Take this in. Paul is saying that God, the one offended, in a radical act of love moves toward sinful humanity in the person and work of Jesus Christ to reconcile us to Himself, to repair the relationship we broke. This radical repair came in the form of Christ’s sacrificial death on the cross. On that cross, Christ, the “holy, innocent, unstained” (Heb 7:26) Son of God, died in our place. Christ paid the debt, not us. Christ absorbed the pain, not us. And Christ relinquished every opportunity to hold sin against us. God was willing to absorb our offense by laying on Christ “the iniquity of us all”(Isaiah 53:6). Our Lord did not do it reluctantly but with full acceptance and joy. And God looked upon Him and was satisfied (Isaiah 53:11).
This radical repair between God and man is now received by grace through faith for all who place their trust in Jesus as their Lord and Saviour. The power that raised Jesus from the dead now raises His followers to new life (2 Cor 5:17). God’s reconciliation with us now becomes the basis and the power for us to be reconciled with others. Bitterness and hurt is absorbed when we accept by faith that Christ absorbed our debt, giving us now the power to absorb the debt of another.
But what about justice? Be thankful that your insurmountable debt against God was extinguished in the death of Christ and trust in His sobering promise: “Beloved, never avenge yourselves, but leave it to the wrath of God, for it is written, ‘Vengeance is mine, I will repay, says the Lord’” (Rom 12:19).

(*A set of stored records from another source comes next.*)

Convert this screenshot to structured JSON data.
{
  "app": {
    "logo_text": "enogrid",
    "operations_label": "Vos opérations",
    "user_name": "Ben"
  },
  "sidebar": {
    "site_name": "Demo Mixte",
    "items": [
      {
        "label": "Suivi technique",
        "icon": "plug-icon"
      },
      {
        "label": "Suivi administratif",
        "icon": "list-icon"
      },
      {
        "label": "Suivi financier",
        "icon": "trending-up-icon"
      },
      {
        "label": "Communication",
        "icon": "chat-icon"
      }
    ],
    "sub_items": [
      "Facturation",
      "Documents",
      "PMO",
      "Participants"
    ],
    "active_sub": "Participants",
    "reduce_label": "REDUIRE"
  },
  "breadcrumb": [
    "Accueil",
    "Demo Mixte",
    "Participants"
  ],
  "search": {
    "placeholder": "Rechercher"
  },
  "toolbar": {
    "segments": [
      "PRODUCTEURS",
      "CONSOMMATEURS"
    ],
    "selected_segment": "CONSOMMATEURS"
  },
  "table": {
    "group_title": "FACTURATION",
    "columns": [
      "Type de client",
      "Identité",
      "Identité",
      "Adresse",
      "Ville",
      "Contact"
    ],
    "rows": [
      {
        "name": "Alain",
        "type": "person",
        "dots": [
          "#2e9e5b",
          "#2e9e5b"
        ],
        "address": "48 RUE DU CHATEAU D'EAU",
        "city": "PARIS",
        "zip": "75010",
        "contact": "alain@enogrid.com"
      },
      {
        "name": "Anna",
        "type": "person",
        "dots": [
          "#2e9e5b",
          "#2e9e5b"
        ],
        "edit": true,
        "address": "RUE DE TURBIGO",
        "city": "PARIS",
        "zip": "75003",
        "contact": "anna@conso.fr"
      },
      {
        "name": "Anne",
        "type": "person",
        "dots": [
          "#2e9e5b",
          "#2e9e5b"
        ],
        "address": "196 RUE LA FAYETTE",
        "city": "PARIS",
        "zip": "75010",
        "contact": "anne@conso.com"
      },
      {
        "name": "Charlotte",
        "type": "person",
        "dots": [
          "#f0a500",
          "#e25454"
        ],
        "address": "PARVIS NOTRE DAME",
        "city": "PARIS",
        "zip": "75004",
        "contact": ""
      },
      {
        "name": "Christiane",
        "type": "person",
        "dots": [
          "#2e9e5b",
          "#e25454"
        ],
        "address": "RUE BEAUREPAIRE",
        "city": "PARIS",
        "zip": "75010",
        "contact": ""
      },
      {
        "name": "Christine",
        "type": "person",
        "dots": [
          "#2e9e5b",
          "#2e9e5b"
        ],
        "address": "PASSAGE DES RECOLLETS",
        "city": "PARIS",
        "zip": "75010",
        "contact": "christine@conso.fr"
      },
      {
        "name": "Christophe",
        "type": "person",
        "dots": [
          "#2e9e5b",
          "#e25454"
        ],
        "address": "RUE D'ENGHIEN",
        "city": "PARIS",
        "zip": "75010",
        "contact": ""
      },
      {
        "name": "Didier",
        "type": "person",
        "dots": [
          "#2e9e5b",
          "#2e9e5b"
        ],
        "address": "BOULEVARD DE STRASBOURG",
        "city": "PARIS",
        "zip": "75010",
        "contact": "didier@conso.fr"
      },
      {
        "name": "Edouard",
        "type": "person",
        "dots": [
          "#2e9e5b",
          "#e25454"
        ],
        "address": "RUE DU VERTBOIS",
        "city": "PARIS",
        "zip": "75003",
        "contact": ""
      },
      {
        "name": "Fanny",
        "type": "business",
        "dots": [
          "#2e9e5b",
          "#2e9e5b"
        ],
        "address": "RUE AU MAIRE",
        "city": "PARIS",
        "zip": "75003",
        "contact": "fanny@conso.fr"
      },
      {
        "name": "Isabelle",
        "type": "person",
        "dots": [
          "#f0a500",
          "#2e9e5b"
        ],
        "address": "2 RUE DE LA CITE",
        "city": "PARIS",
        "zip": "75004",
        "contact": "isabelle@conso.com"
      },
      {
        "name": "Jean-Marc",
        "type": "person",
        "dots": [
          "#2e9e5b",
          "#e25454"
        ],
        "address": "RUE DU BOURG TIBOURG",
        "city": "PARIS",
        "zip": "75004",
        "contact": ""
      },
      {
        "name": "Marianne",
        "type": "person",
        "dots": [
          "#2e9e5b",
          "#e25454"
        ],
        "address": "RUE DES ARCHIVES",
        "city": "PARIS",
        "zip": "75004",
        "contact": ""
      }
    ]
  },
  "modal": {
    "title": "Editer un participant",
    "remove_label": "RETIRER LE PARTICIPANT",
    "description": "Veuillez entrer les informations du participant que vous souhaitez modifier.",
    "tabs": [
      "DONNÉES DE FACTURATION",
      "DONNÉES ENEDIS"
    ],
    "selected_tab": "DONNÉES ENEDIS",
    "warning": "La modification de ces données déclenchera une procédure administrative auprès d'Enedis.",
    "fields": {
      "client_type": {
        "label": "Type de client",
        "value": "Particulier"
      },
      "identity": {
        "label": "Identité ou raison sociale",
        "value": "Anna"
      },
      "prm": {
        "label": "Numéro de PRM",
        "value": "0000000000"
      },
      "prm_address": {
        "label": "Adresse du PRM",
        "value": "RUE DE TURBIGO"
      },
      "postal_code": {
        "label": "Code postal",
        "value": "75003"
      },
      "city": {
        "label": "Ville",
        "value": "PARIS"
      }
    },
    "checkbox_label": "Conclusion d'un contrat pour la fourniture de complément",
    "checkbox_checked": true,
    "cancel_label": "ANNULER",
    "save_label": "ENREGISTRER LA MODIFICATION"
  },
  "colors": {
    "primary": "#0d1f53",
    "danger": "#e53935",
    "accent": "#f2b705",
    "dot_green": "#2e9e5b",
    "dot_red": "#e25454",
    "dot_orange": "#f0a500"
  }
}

Reconciliation is painful and it is difficult. But God’s reconciling grace is sufficient for this. Will you trust Jesus with your pain and your hurts and absorb another’s debt owed to you? Will you exchange vengeance for love and continue to entrust yourself to Him who judges justly (1 Pet 2:23)? May you know the joy and freedom that naturally follows when full forgiveness is received and full forgiveness is granted.